Dans le Bassin de Thau, le modèle de la CIC a été dupliqué. Ils et elles réinventent le vivre ensemble avec comme socle l’entraide et la coopération pour répondre aux besoins de chacun.e. Cette Coopérative intégrale du bassin de Thau a une originalité au travers de sa commission “Économie et Finances”. Elle veut expérimenter la mise en commun des revenus financiers. Et, du même coup, la gestion mutualisée des charges de chacun.es. Le modèle économique est en cours d’élaboration, mais montre bien la pertinence de leur réflexion quant à réinventer un système en profondeur.

Mauricia, jeune barcelonaise a accepté de temoigner de son experience, 35 ans, membre active de la Coopérative catalane depuis 5 ans. Son prénom a été modifié pour preserver son anonymat

Bonjour Mauricia. Merci pour ce témoignage. Pouvez-vous nous dire pourquoi vous êtes engagée dans cette coopérative? 
De tous temps, les inégalités socio-économiques ont formé la lutte des classes. J’ai grandi dans une famille aisée et politiquement engagée. J’ai conscience de mes privilèges. Et, même si mon père râlait contre le taux d’imposition, il était fier de distribuer une partie de son gain pour la fondation du bien public, pour l’équilibre des conditions de vie. Mais, en vieillissant, je me demande constamment où passe cet argent public, car sur le terrain, l’accueil des précaires se dégrade, les services de santé aussi, le prix de l’immobilier n’est pas géré par les institutions… Certains espaces sont laissés à l’abandon par ce système capitaliste dictant sa conduite aux états.

Qu’est-ce qui vous contrarie dans ce système capitaliste ? 
On ne s’occupe que de ce qui crée de la richesse monétaire, tout en marchandisant tout ce qui peut l’être. En Espagne beaucoup de famille sont devenues pauvres car tous les prix augmentent, sauf les salaires. Heureusement nous avons une culture sociale qui est empreinte de solidarité et de partage familial. Cette solidarité je l’ai retrouvée à plus grande échelle dans la Coopérative intégrale.

Quel est votre rôle dans la CIC ? 
Je travaille dans la coordination des petites coopératives agricoles. Mais je suis également dans la commission coordination globale. Je travaille également avec un agriculteur fruitier. Je l’aide à transformer sa récolte en confiture, gâteau, sirop…

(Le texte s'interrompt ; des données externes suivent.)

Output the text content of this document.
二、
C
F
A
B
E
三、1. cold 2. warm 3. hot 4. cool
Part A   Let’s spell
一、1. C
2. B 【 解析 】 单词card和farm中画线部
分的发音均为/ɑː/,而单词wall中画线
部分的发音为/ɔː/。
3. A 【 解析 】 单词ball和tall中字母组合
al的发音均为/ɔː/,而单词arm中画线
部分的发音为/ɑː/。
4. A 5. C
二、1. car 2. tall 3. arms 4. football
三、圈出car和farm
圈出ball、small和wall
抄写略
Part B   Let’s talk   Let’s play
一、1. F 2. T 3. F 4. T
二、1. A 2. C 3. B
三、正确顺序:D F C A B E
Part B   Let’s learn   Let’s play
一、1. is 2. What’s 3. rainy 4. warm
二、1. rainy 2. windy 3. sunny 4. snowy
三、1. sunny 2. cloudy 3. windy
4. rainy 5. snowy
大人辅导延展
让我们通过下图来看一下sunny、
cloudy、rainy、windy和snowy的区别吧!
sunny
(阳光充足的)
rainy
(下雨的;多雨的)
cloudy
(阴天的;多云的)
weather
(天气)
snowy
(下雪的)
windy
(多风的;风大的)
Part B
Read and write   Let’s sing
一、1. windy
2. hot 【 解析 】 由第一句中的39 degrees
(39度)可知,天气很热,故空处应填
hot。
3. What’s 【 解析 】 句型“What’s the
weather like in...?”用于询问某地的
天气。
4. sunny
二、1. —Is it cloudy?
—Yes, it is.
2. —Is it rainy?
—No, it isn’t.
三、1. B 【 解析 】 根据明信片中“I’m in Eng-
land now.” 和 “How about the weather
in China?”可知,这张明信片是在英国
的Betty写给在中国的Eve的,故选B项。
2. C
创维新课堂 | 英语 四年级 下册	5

Quelles avancées sociales avez-vous relevé depuis que vous êtes dans ce milieu, sur le plan individuel? 
La solidarité et la coopération sont devenues presque naturelles dans nos comportements du quotidien. Nous ne réfléchissons plus en individu terrifié de perdre ce qu’il a. Mais en chaînon qui n’est pas seul, qui porte des responsabilités et reçoit du soutien. Cela fait beaucoup de bien à mon humanité. D’autre part, beaucoup de gens précaires ou qui l’ont été font partie des membres actifs. Selon le niveau de précarité, les moyens de prise en charge sont différents. Et même s’il est parfois difficile pour eux et pour nous de faire chemin ensemble, de beaux exemples de réussite sont à notre actif commun.

Et pour l'habitat et la santé?
Des maisons individuelles ont été rénovées et collectivisées pour accueillir plus de familles, plus de personnes. Certains ont trouvé une place, une reconnaissance, ou les bons soins pour se guérir de certaines addictions, tout en se trouvant utiles aux autres. Notre système de soin se veut traditionnel et holistique. Nous cherchons à connecter les maladies pas seulement au corps, mais aussi à l’esprit, à l'expérience, donc au groupe qui entoure chaque malade. Et c'est revitalisant d'être dans ce genre d'environnement.